Télécharger l'application

Romans de romance dans un seul endroit

Chapitre 3Le Chaos de la Journée Promotionnelle


Ellie

La place d’entrée du Zoo Evergreen était plus animée que ce qu’Ellie avait vu depuis des mois. Des banderoles éclatantes flottaient dans la brise automnale, arborant fièrement le slogan : « Journée Famille au Zoo Evergreen ! ». L’arôme de pop-corn se mêlait aux notes subtiles et musquées de la rivière voisine, tandis que des mélodies entraînantes planaient au-dessus des éclats de voix joyeux de la foule croissante. Les rires des enfants rebondissaient dans l’air alors qu’ils couraient entre les stands de maquillage et les vendeurs de ballons. Ellie se tenait rigide près de la fontaine, les bras croisés sur sa poitrine vêtue de khaki, ses yeux verts perçants observant la scène avec une irritation mal contenue.

C’était trop : un tourbillon de bruit et de spectacle qui semblait en totale contradiction avec la mission profonde du zoo.

Une jeune femme vêtue d’une veste violette vive passa en courant devant Ellie, un appareil photo réflex à la sangle imprimée de pattes rebondissant sur son épaule. Chloe Kim, la dynamique coordinatrice des réseaux sociaux du zoo, s’accroupit sous un érable pour immortaliser un petit garçon rayonnant, tenant fièrement un ballon en forme de girafe. Les éclats de rire de l’enfant se mêlaient au bruissement des feuilles au-dessus, une harmonie qu’Ellie aurait pu apprécier dans d’autres circonstances.

« Tu dois admettre que c’est une belle affluence », lança Chloe sans lever les yeux, sa voix légère teintée de satisfaction.

Ellie pressa ses lèvres en une ligne fine. « Une belle affluence ne signifie pas que c’est bénéfique pour le zoo. » Son ton sec ne fit que renforcer le sourire imperturbable de Chloe.
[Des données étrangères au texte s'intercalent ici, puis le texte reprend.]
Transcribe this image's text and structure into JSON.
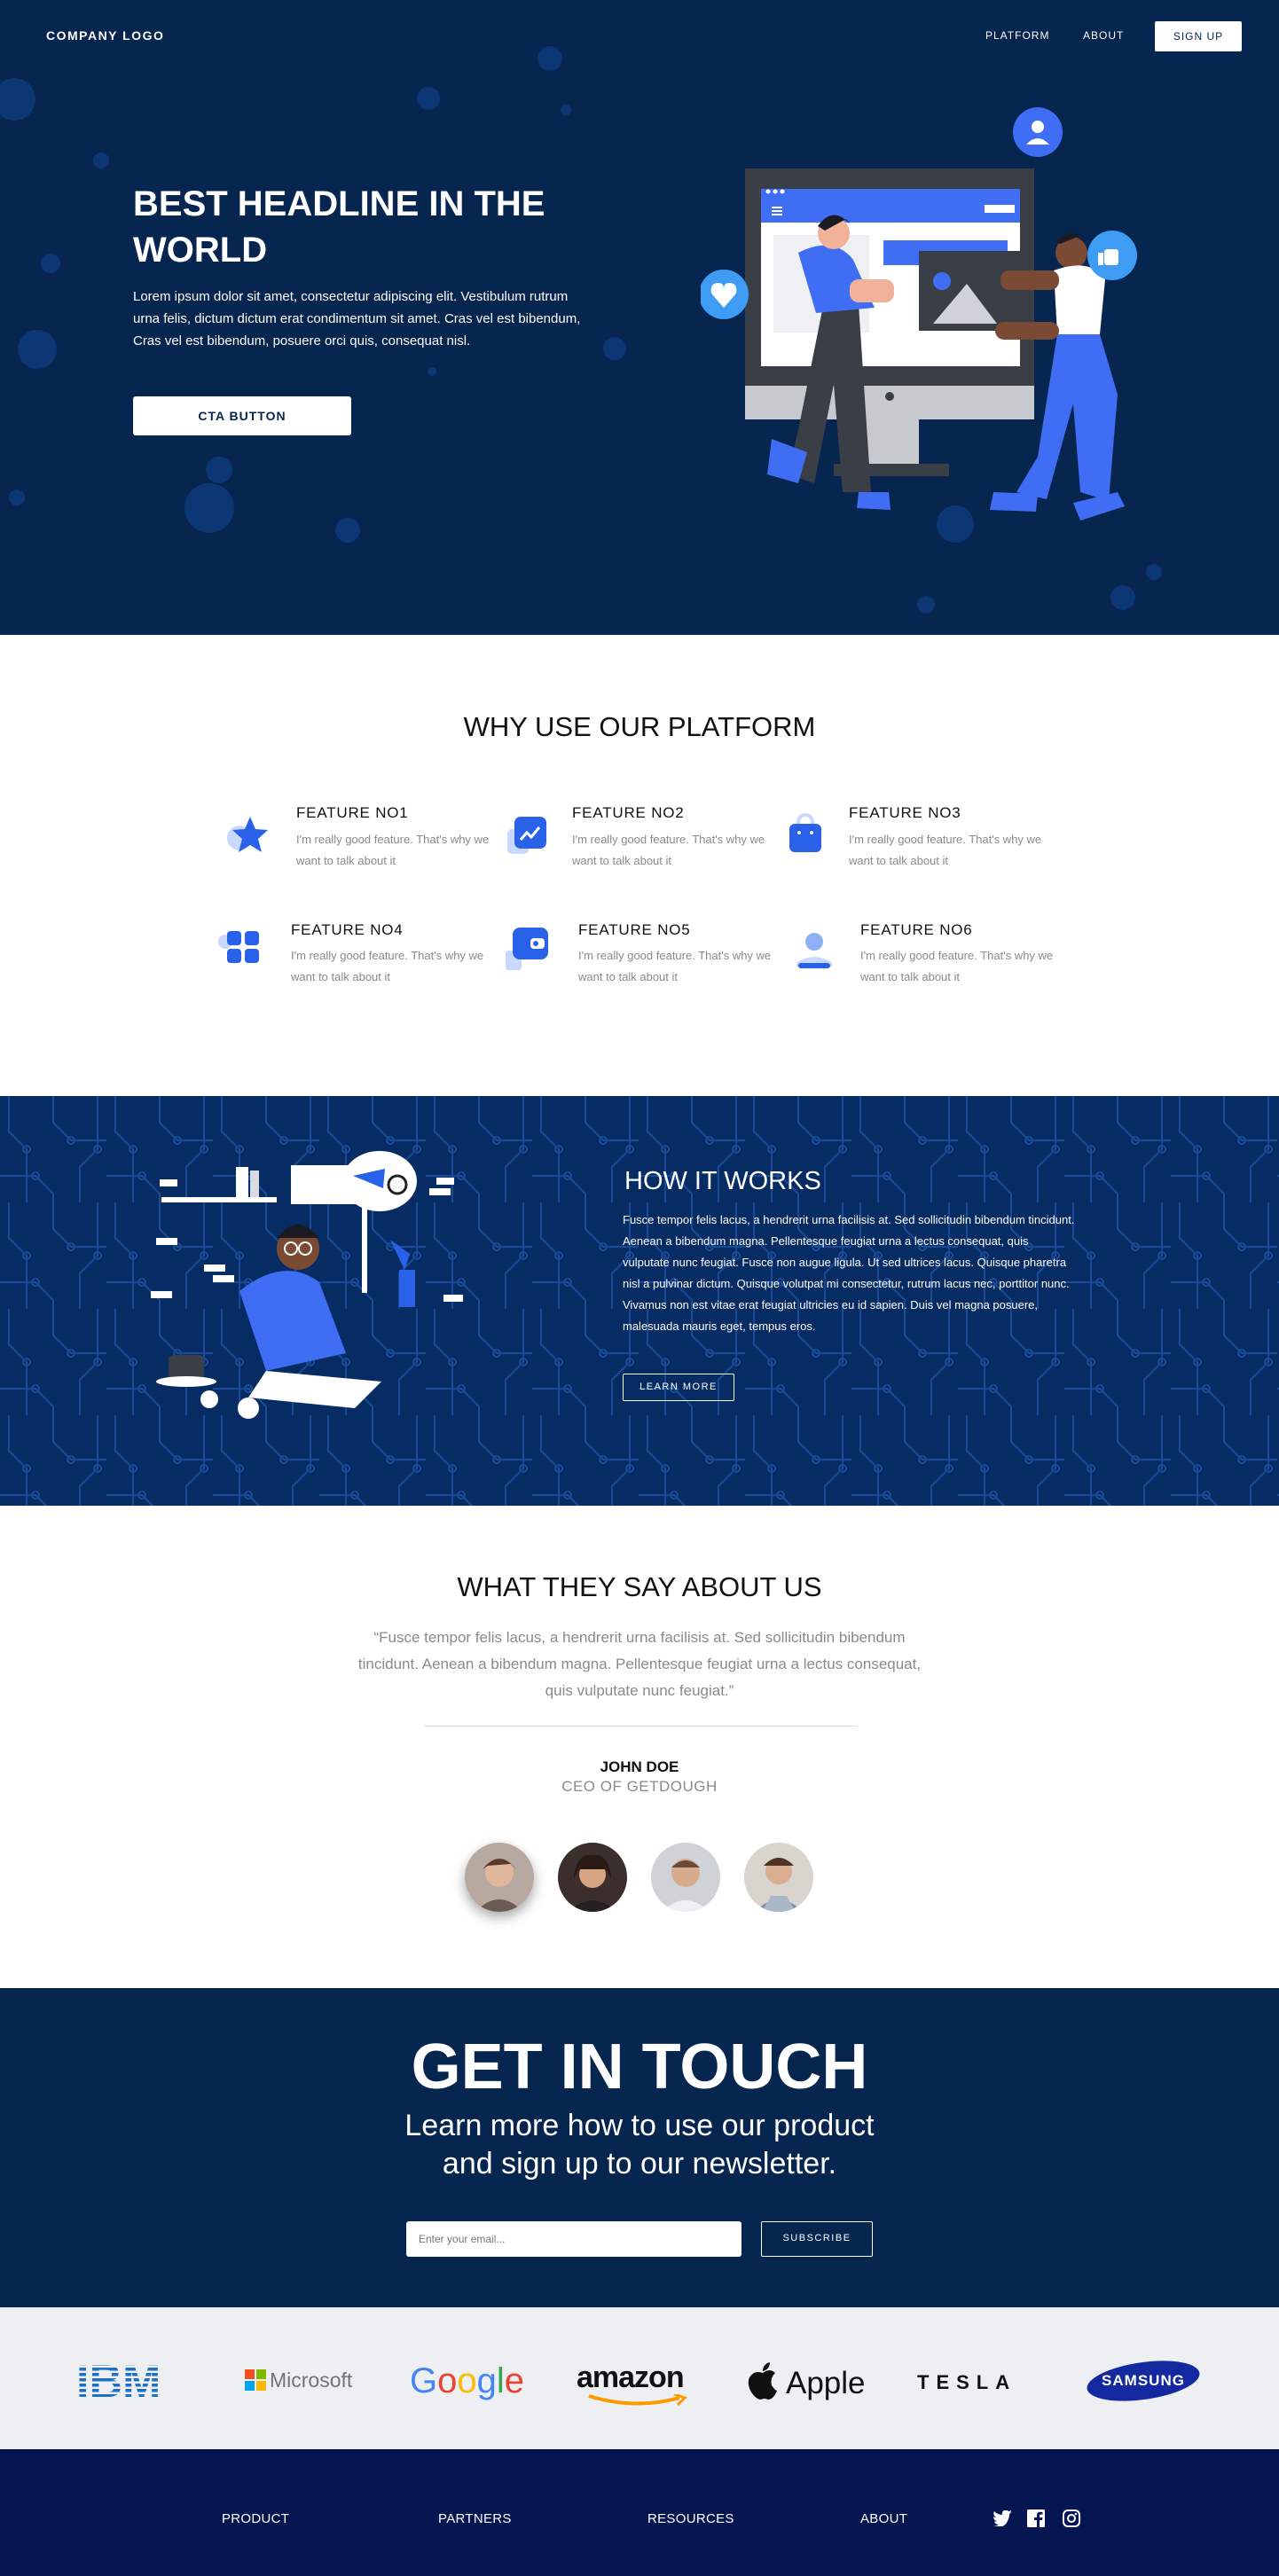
{
  "nav": {
    "logo": "COMPANY LOGO",
    "links": [
      "PLATFORM",
      "ABOUT"
    ],
    "signup": "SIGN UP"
  },
  "hero": {
    "title": "BEST HEADLINE IN THE WORLD",
    "text": "Lorem ipsum dolor sit amet, consectetur adipiscing elit. Vestibulum rutrum urna felis, dictum dictum erat condimentum sit amet. Cras vel est bibendum, Cras vel est bibendum, posuere orci quis, consequat nisl.",
    "cta": "CTA BUTTON"
  },
  "features": {
    "title": "WHY USE OUR PLATFORM",
    "items": [
      {
        "title": "FEATURE NO1",
        "desc": "I'm really good feature. That's why we want to talk about it",
        "icon": "star-icon"
      },
      {
        "title": "FEATURE NO2",
        "desc": "I'm really good feature. That's why we want to talk about it",
        "icon": "chart-icon"
      },
      {
        "title": "FEATURE NO3",
        "desc": "I'm really good feature. That's why we want to talk about it",
        "icon": "bag-icon"
      },
      {
        "title": "FEATURE NO4",
        "desc": "I'm really good feature. That's why we want to talk about it",
        "icon": "grid-icon"
      },
      {
        "title": "FEATURE NO5",
        "desc": "I'm really good feature. That's why we want to talk about it",
        "icon": "wallet-icon"
      },
      {
        "title": "FEATURE NO6",
        "desc": "I'm really good feature. That's why we want to talk about it",
        "icon": "user-icon"
      }
    ]
  },
  "how": {
    "title": "HOW IT WORKS",
    "text": "Fusce tempor felis lacus, a hendrerit urna facilisis at. Sed sollicitudin bibendum tincidunt. Aenean a bibendum magna. Pellentesque feugiat urna a lectus consequat, quis vulputate nunc feugiat. Fusce non augue ligula. Ut sed ultrices lacus. Quisque pharetra nisl a pulvinar dictum. Quisque volutpat mi consectetur, rutrum lacus nec, porttitor nunc. Vivamus non est vitae erat feugiat ultricies eu id sapien. Duis vel magna posuere, malesuada mauris eget, tempus eros.",
    "button": "LEARN MORE"
  },
  "testimonial": {
    "title": "WHAT THEY SAY ABOUT US",
    "quote": "“Fusce tempor felis lacus, a hendrerit urna facilisis at. Sed sollicitudin bibendum tincidunt. Aenean a bibendum magna. Pellentesque feugiat urna a lectus consequat, quis vulputate nunc feugiat.”",
    "name": "JOHN DOE",
    "role": "CEO OF GETDOUGH"
  },
  "contact": {
    "title": "GET IN TOUCH",
    "subtitle_line1": "Learn more how to use our product",
    "subtitle_line2": "and sign up to our newsletter.",
    "email_placeholder": "Enter your email...",
    "subscribe": "SUBSCRIBE"
  },
  "brands": [
    "IBM",
    "Microsoft",
    "Google",
    "amazon",
    "Apple",
    "TESLA",
    "SAMSUNG"
  ],
  "footer": {
    "links": [
      "PRODUCT",
      "PARTNERS",
      "RESOURCES",
      "ABOUT"
    ],
    "social": [
      "twitter-icon",
      "facebook-icon",
      "instagram-icon"
    ]
  },
  "colors": {
    "navy": "#06254f",
    "blue": "#3f6ef5",
    "footer": "#041550",
    "logos_bg": "#eeeff2"
  }
}
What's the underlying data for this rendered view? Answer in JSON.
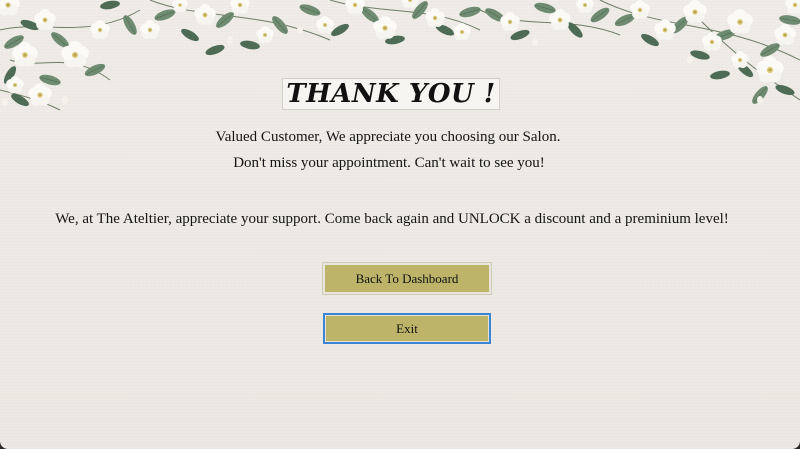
{
  "page": {
    "title": "THANK YOU !",
    "message_line1": "Valued Customer,  We appreciate you choosing our Salon.",
    "message_line2": "Don't miss your appointment. Can't wait to see you!",
    "message_line3": "We, at The Ateltier, appreciate your support. Come back again and UNLOCK a discount and a preminium level!"
  },
  "buttons": {
    "dashboard_label": "Back To Dashboard",
    "exit_label": "Exit"
  },
  "colors": {
    "background": "#ede9e4",
    "button_fill": "#bdb46a",
    "focus_border": "#3a86d4",
    "text": "#151515"
  },
  "decoration": {
    "top_border": "white-flower-vine"
  }
}
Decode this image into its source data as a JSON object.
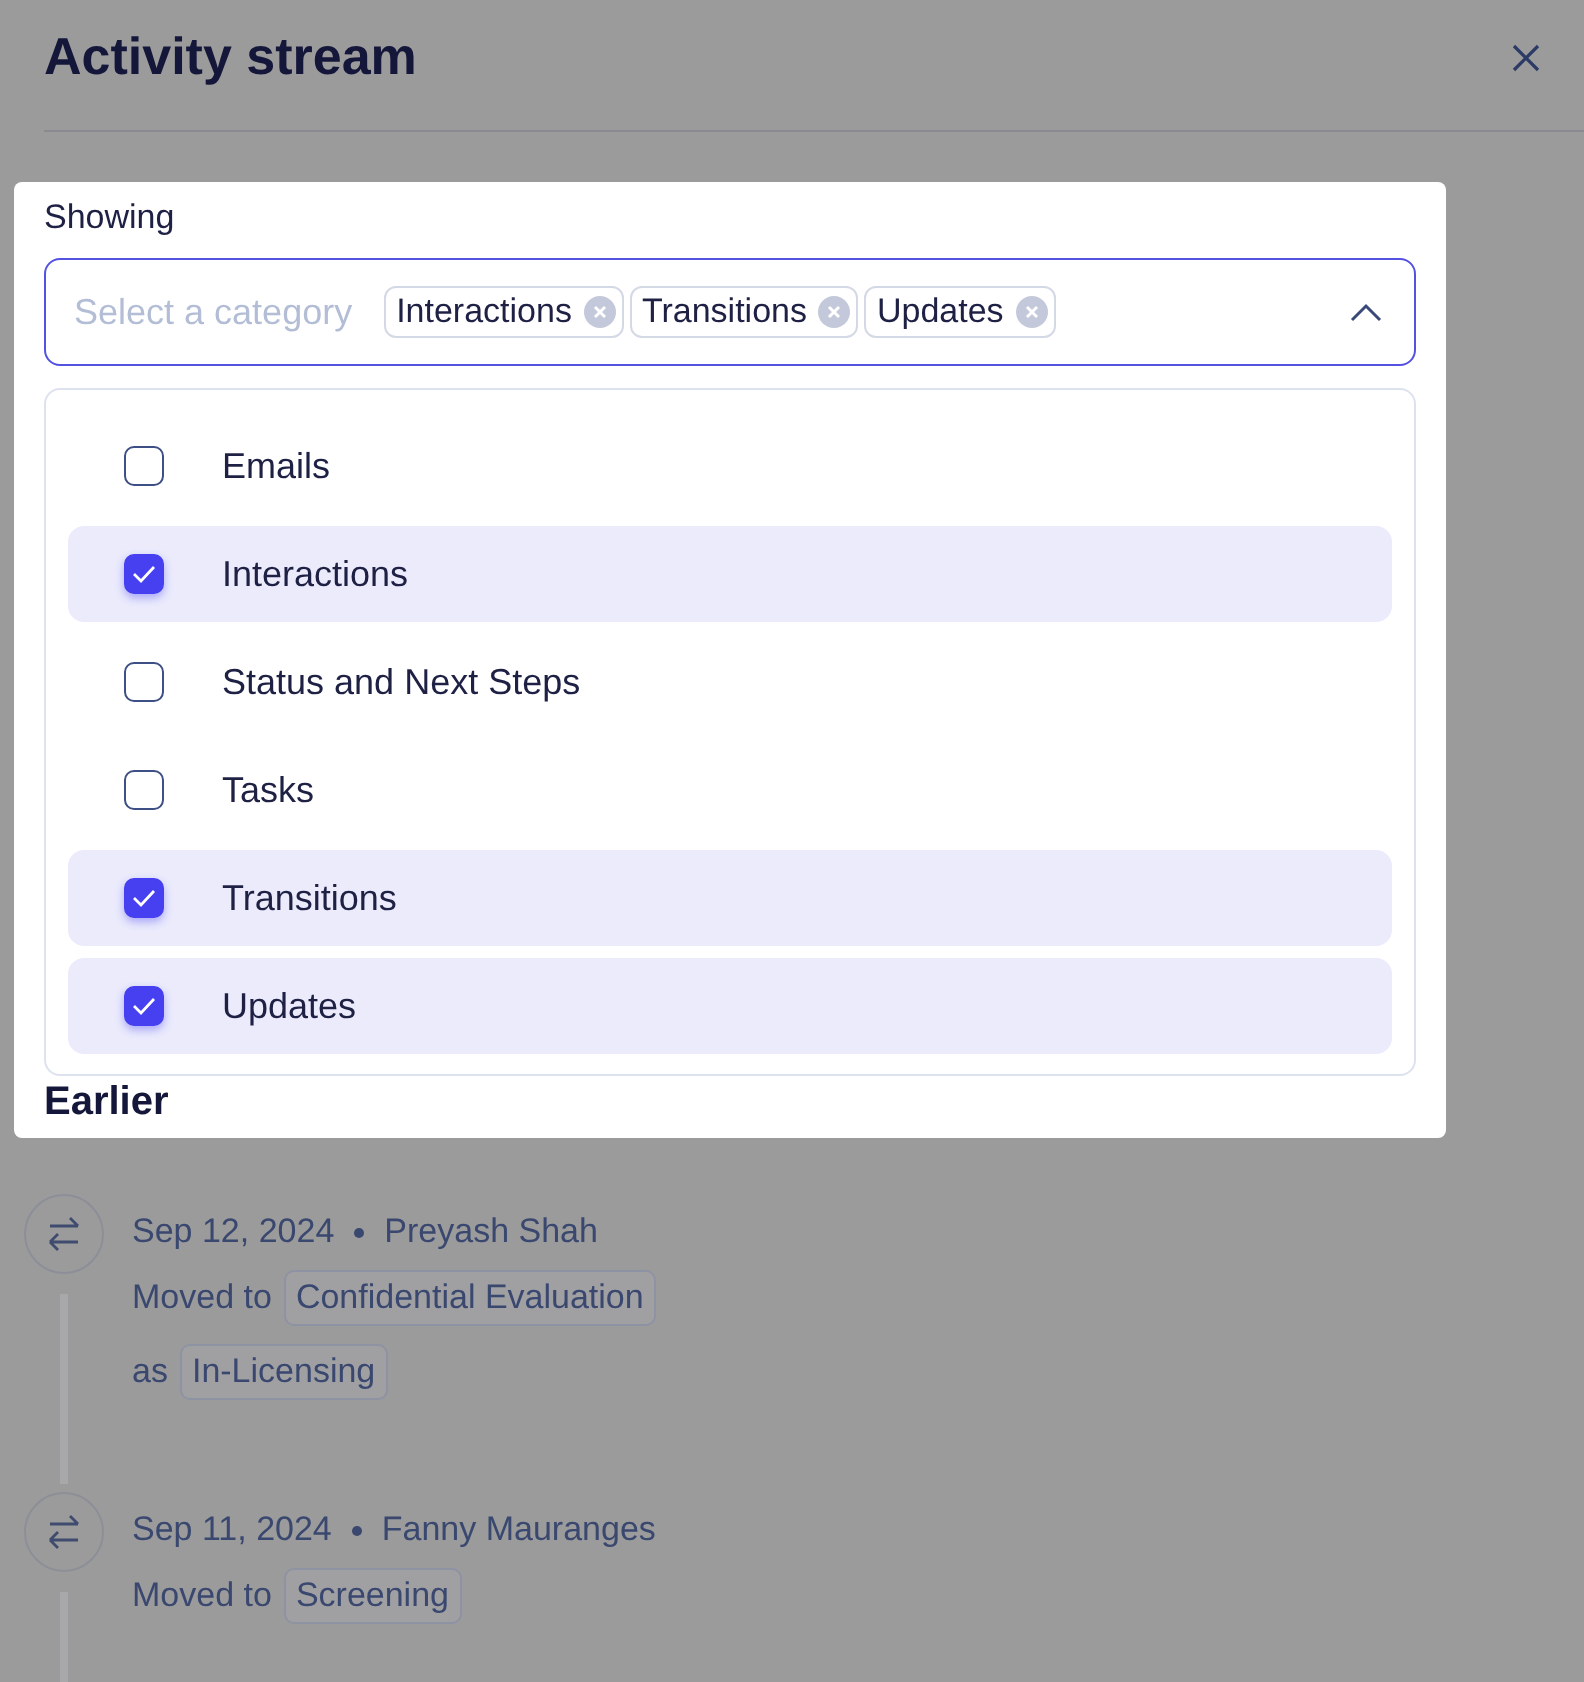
{
  "drawer": {
    "title": "Activity stream"
  },
  "filter": {
    "label": "Showing",
    "placeholder": "Select a category",
    "expanded": true,
    "chips": [
      {
        "label": "Interactions"
      },
      {
        "label": "Transitions"
      },
      {
        "label": "Updates"
      }
    ],
    "options": [
      {
        "label": "Emails",
        "checked": false
      },
      {
        "label": "Interactions",
        "checked": true
      },
      {
        "label": "Status and Next Steps",
        "checked": false
      },
      {
        "label": "Tasks",
        "checked": false
      },
      {
        "label": "Transitions",
        "checked": true
      },
      {
        "label": "Updates",
        "checked": true
      }
    ]
  },
  "section_heading": "Earlier",
  "activities": [
    {
      "date": "Sep 12, 2024",
      "author": "Preyash Shah",
      "lines": [
        {
          "prefix": "Moved to",
          "tag": "Confidential Evaluation"
        },
        {
          "prefix": "as",
          "tag": "In-Licensing"
        }
      ]
    },
    {
      "date": "Sep 11, 2024",
      "author": "Fanny Mauranges",
      "lines": [
        {
          "prefix": "Moved to",
          "tag": "Screening"
        }
      ]
    }
  ]
}
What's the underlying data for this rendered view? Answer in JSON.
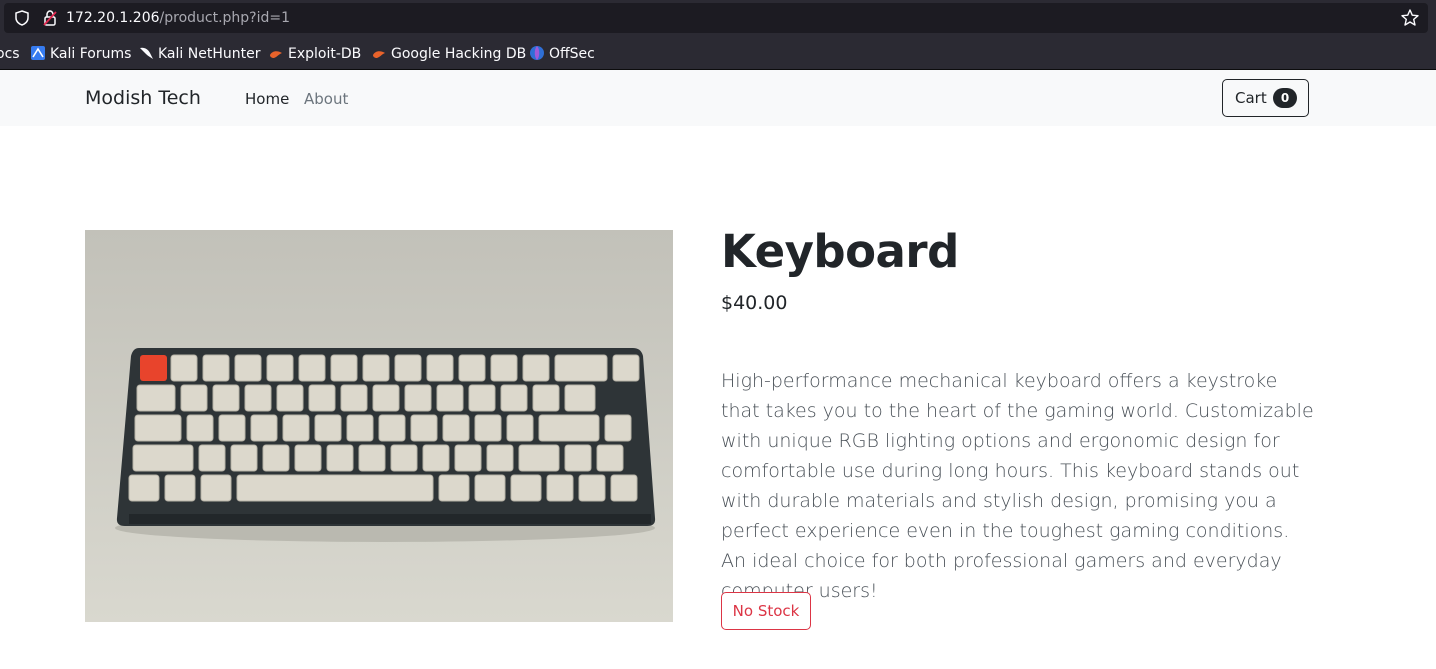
{
  "browser": {
    "url_host": "172.20.1.206",
    "url_path": "/product.php?id=1",
    "bookmarks": [
      {
        "label": "ocs",
        "icon": "doc-icon"
      },
      {
        "label": "Kali Forums",
        "icon": "kali-forums-icon"
      },
      {
        "label": "Kali NetHunter",
        "icon": "kali-dragon-icon"
      },
      {
        "label": "Exploit-DB",
        "icon": "exploitdb-icon"
      },
      {
        "label": "Google Hacking DB",
        "icon": "ghdb-icon"
      },
      {
        "label": "OffSec",
        "icon": "offsec-icon"
      }
    ]
  },
  "navbar": {
    "brand": "Modish Tech",
    "links": [
      {
        "label": "Home",
        "active": true
      },
      {
        "label": "About",
        "active": false
      }
    ],
    "cart_label": "Cart",
    "cart_count": "0"
  },
  "product": {
    "title": "Keyboard",
    "price": "$40.00",
    "description": "High-performance mechanical keyboard offers a keystroke that takes you to the heart of the gaming world. Customizable with unique RGB lighting options and ergonomic design for comfortable use during long hours. This keyboard stands out with durable materials and stylish design, promising you a perfect experience even in the toughest gaming conditions. An ideal choice for both professional gamers and everyday computer users!",
    "stock_label": "No Stock"
  },
  "colors": {
    "danger": "#dc3545",
    "dark": "#212529",
    "navbar_bg": "#f8f9fa",
    "browser_bg": "#2b2a33"
  }
}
De l’autre côté de la place, la source d’irritation d’Ellie se trouvait au centre de l’agitation, un micro à la main et un sourire éclatant fixé sur le visage. Ryan Carter, le nouveau consultant en marketing du zoo, semblait parfaitement dans son élément en tant que maître de cérémonie. Vêtu d’un blazer sombre et d’une chemise décontractée, il dégageait une aura de charisme naturel, ses yeux noisette pétillant de satisfaction.

« Mesdames et messieurs, garçons et filles ! » La voix de Ryan résonna à travers les haut-parleurs portatifs, captant immédiatement l’attention de la foule. « Bienvenue à la Journée Famille du Zoo Evergreen ! Au programme : des rencontres avec des animaux vivants, des concours excitants et une chance de gagner des abonnements gratuits ! Alors restez avec nous, explorez, et créons des souvenirs inoubliables ! »

Des acclamations jaillirent dans la foule, et Ryan s’inclina de manière théâtrale avant de céder la scène à un gardien qui amena un petit tatou à l’air curieux. Le cœur d’Ellie se serra.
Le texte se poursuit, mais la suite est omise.